Vai viajar para o Ceará? Praia, né? Simples, finalmente, esse é o estado com um dos litorais mais lindos do Brasil. Mas e se eu te convocar para visitar Fortaleza para ver, hum, arte contemporânea?
Surpresa? Imagine a minha quando, numa visitante à capital no final de abril, uma colega de TV me perguntou com aquele sotaque maravilhoso: “Mar, menino, você já foi à Pinacoteca?” (o “mar” aí é uma vez que os próprios cearenses brincam com o jeito que eles falam “mas”).
O invitação para visitar a novíssima Pinacoteca do Ceará me pareceu bastante inusitado. Porquê eu não sabia que Fortaleza tinha um espaço desses, inaugurado em dezembro de 2022?
Ocorre que, admito cá minha culpa, essa não é a primeira associação que a gente faz quando pensa na capital cearense. Sim, o glorioso Dragão do Mar, já há anos, é um farol de cultura na cidade. Sim, galerias uma vez que a Multiarte e a de Leonardo Leal sempre foram fortes referências nessa dimensão.
Mas por um cacoete de turista, nós viajantes temos uma certa dificuldade em redefinir as características de certos destinos, cidades, ainda mais daqueles que amamos. Por isso fiquei tão feliz em “desenredar” essa Pinacoteca.
Quatro exposições lá me esperavam. Primeiro vi uma coletiva chamada “Negros da Piscina”.
Criada para o Fotofestival Solar, outra iniciativa de arte que talvez te surpreenda, ela traz um Brasil que, segundo o texto de apresentação, ainda não existe: “uma paisagem social e afetiva em que corpos pretos, indígenas e travestis, entre outros vários também negros, possam ter recta a trabalho e a sota”.
A surrada sentença “choque cultural” é até tímida para descrever o que vi. E era só o primícias. As outras três exposições são reunidas sob o título “Bonito pra Chover”, uma deliciosa e poética sentença lugar para descrever um firmamento sobrecarregado.
Dentro disso, é verosímil revisitar trabalhos que evocam até uma redescoberta de dois mestres: Antonio Bandeira e Aldemir Martins, expostos em duas galerias cuidadosamente montadas. Mas é no pavilhão 2 que essa novidade arte cearense explode.
Os curadores Lucas Dilacerda, Cecilia Bedê e Herbert Rolim reuniram em “Se Arar” mais de 130 artistas que jogaram na rosto desse visitante enamorado pelo Ceará a pergunta: uma vez que você nunca ouviu falar da gente?
Simples que a mostra inclui Leonilson, num inesperado esboço feito com lâmpadas coloridas, além do sempre mágico Chico da Silva. Mas são os novos nomes que vão te levar a uma outra dimensão.

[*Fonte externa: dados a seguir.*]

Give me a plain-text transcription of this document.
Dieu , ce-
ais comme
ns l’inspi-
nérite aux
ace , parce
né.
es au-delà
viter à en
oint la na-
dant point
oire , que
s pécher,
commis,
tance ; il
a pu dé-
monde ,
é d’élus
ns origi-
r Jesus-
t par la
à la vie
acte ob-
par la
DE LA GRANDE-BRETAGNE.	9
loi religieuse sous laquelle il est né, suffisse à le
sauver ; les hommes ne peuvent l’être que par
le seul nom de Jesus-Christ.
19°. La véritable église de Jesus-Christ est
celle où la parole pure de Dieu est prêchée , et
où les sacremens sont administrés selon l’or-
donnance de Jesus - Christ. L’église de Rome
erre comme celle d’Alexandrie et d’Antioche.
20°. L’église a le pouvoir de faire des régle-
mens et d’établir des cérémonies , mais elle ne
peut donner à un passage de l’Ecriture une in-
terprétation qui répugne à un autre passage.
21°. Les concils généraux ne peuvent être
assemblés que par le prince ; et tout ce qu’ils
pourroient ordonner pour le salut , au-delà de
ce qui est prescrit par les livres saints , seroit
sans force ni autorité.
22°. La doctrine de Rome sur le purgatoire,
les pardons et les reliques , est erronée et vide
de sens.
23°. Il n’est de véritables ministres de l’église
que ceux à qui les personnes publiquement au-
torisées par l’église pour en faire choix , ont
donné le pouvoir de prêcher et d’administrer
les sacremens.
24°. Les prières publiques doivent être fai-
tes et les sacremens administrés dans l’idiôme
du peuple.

As duas artistas incríveis do Terroristas del Paixão, com seus painéis gigantes. Os sacos de algodão bordados por Rafael Lima Verdejante. Os fragmentos de insetos nos slides de Thaís de Campos. As conversas pictóricas de Merremii Karão Jaguaribaras. A parede de mensagens que Aline Albuquerque (Agitprop) leva no corpo pelas ruas. Os paus de Marcos Martins que sugerem uma sustentação de tudo isso.
E um vídeo enlouquecido de uma trupe chamada Carnaval no Inferno!
Tudo isso, complementando no espaço de uma antiga estação ferroviária repensada brilhantemente pelo arquiteto português José Roble Araújo, acompanhada por Rian Fontenele, também arquiteto e diretor da Pinacoteca.
Minha cabeça saiu girando de lá. E querendo voltar. Pelas artes, sim, pelo estupendo prazer de encontrar uma cena tão vibrante, que vai sempre se renovar com novas vestígios.
Mas também pela alegria de lembrar que uma referência de turismo pode (e deve) ser plural. Por isso, programe-se para ir a Fortaleza e visitar a Pinacoteca do Ceará. E se puder dê um pulinho numa praia. Só para trocar um pouco as prioridades.